Google Answers Logo
View Question
 
Q: Solve this statistical question ( Answered 4 out of 5 stars,   3 Comments )
Question  
Subject: Solve this statistical question
Category: Science > Math
Asked by: shikibobo-ga
List Price: $20.00
Posted: 03 Jun 2003 08:05 PDT
Expires: 03 Jul 2003 08:05 PDT
Question ID: 212436
Clyde takes the same 30-minute walk every day. During his walks, he
listens to music on his iPod. His iPod contains 611 songs in memory,
which Clyde listens to on a randomly shuffling basis.

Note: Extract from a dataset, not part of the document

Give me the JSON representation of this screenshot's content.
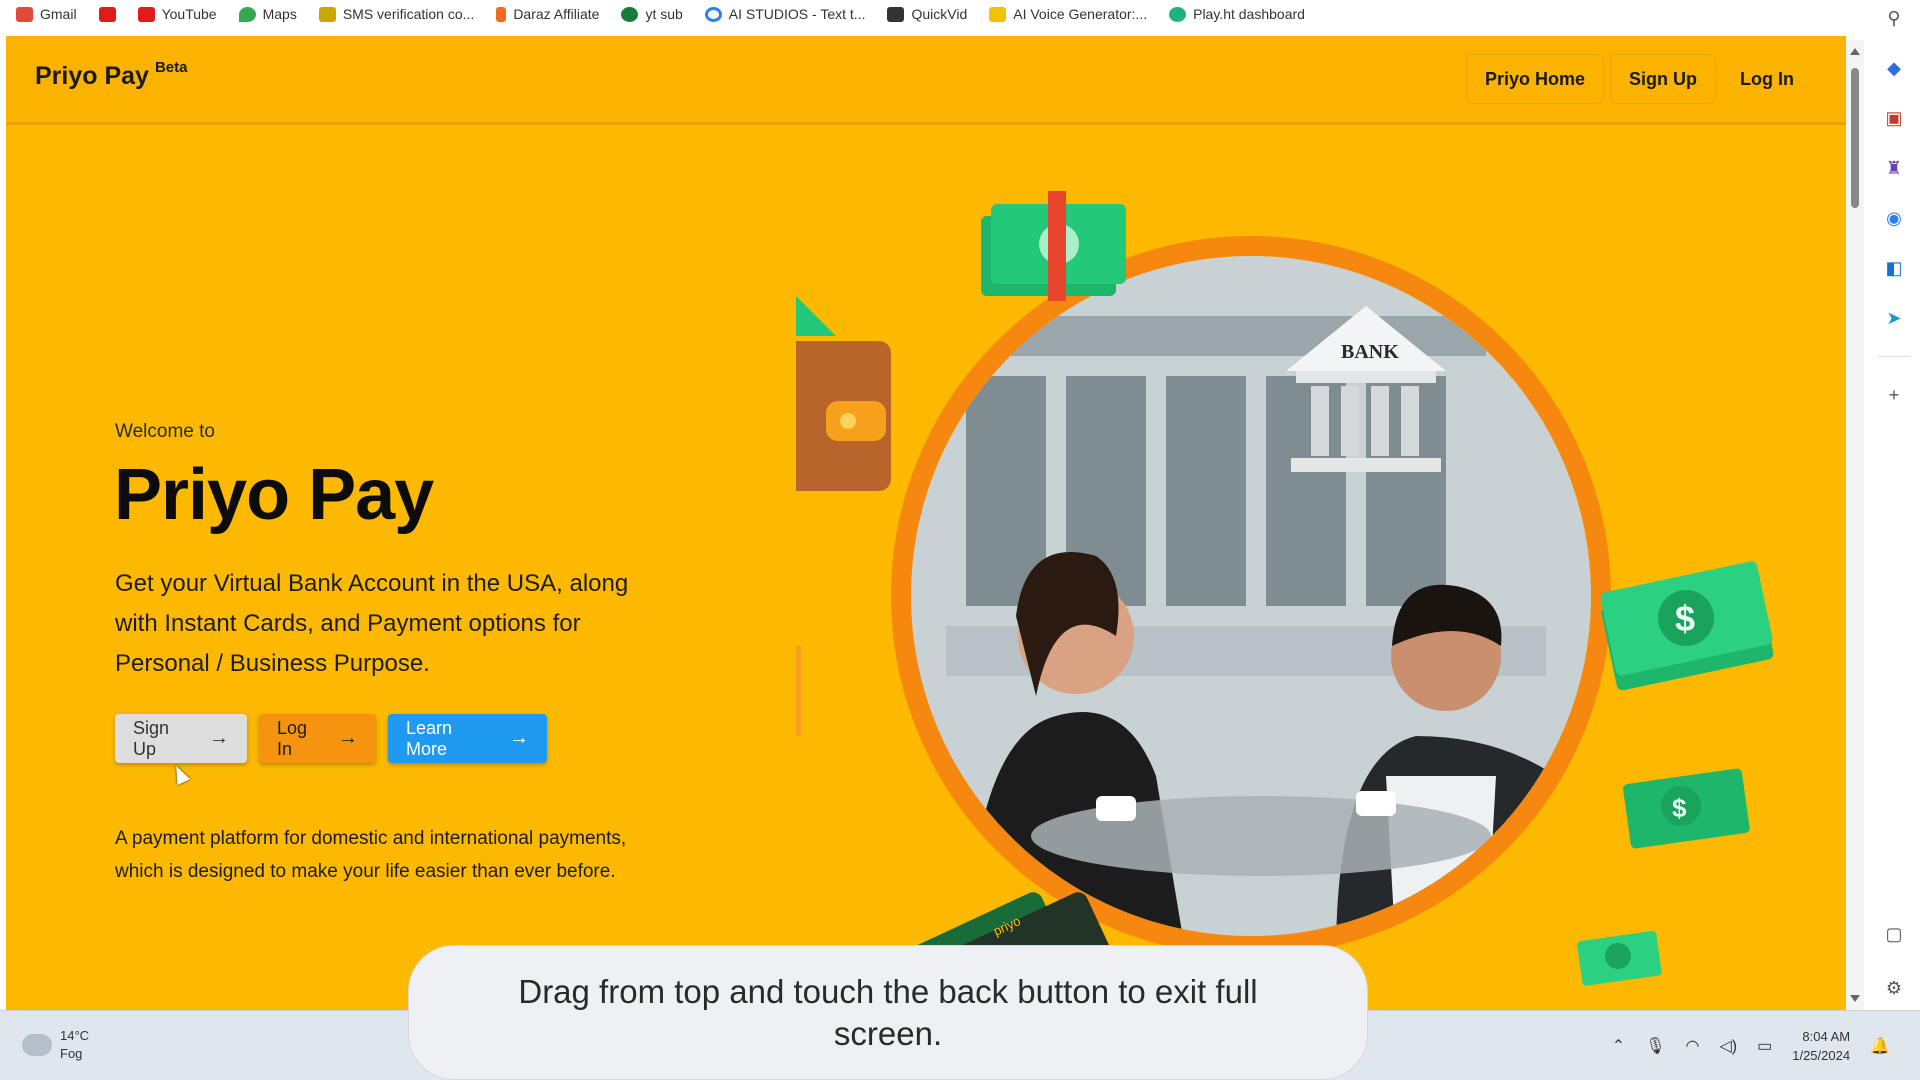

Last week a certain song started playing at precisely the same point
along his walk 3 times in 5 days. My question: What is the precise
mathematical probability of this highly unusual occurrence?

Clyde allows that the second and third time, there may have been up to
a 3-second variance from the exact spot where the song began the first
time, but that "all three times were within +/- 3 seconds at the
most."

I would like 3 answers, changing one variable:
1. perfect alignment, no variance - 3 hits at exactly the same point
along the walk
2. with up to +/- 3 seconds variance - a 6-second spread
3. with up to +/- 6 seconds variance - a 12-second spread

To answer this question you will have to determine or make an educated
guess regarding average song length. All songs are in the Contemporary
Christian category. If a crooked number, like 3:56, back it up. (Good
backup merits a tip.) Otherwise choose a round number like 4:00.

You might also need to know how far into the walk the exact song-start
location is. I'll ask Clyde and post that info as a clarification.

If the Random function is not truly random with respect to iPod track
selection and playback, that is important to know. If this affects
your analysis, explain how it affected the analysis and how it
increased the degree of difficulty and I will tip you accordingly.

I require a thorough mathematical explanation. Walk me through the
math and explain all assumptions, variables, and statistical
variation. Your answer must be mathematically and scientifically
unassailable.

Clarification of Question by shikibobo-ga on 03 Jun 2003 13:46 PDT
Clyde reports that the point where the song began is "3/4 of the way
through the 1 mile walk."

Also my request that your answer be "unassailable" was perhaps too
extreme. I do not want to scare off a Researcher who can provide a
reasoned, methodical answer. Your methods and math need to be solid
and defensible, but I understand your answer is ultimately going to be
an approximation built on approximations.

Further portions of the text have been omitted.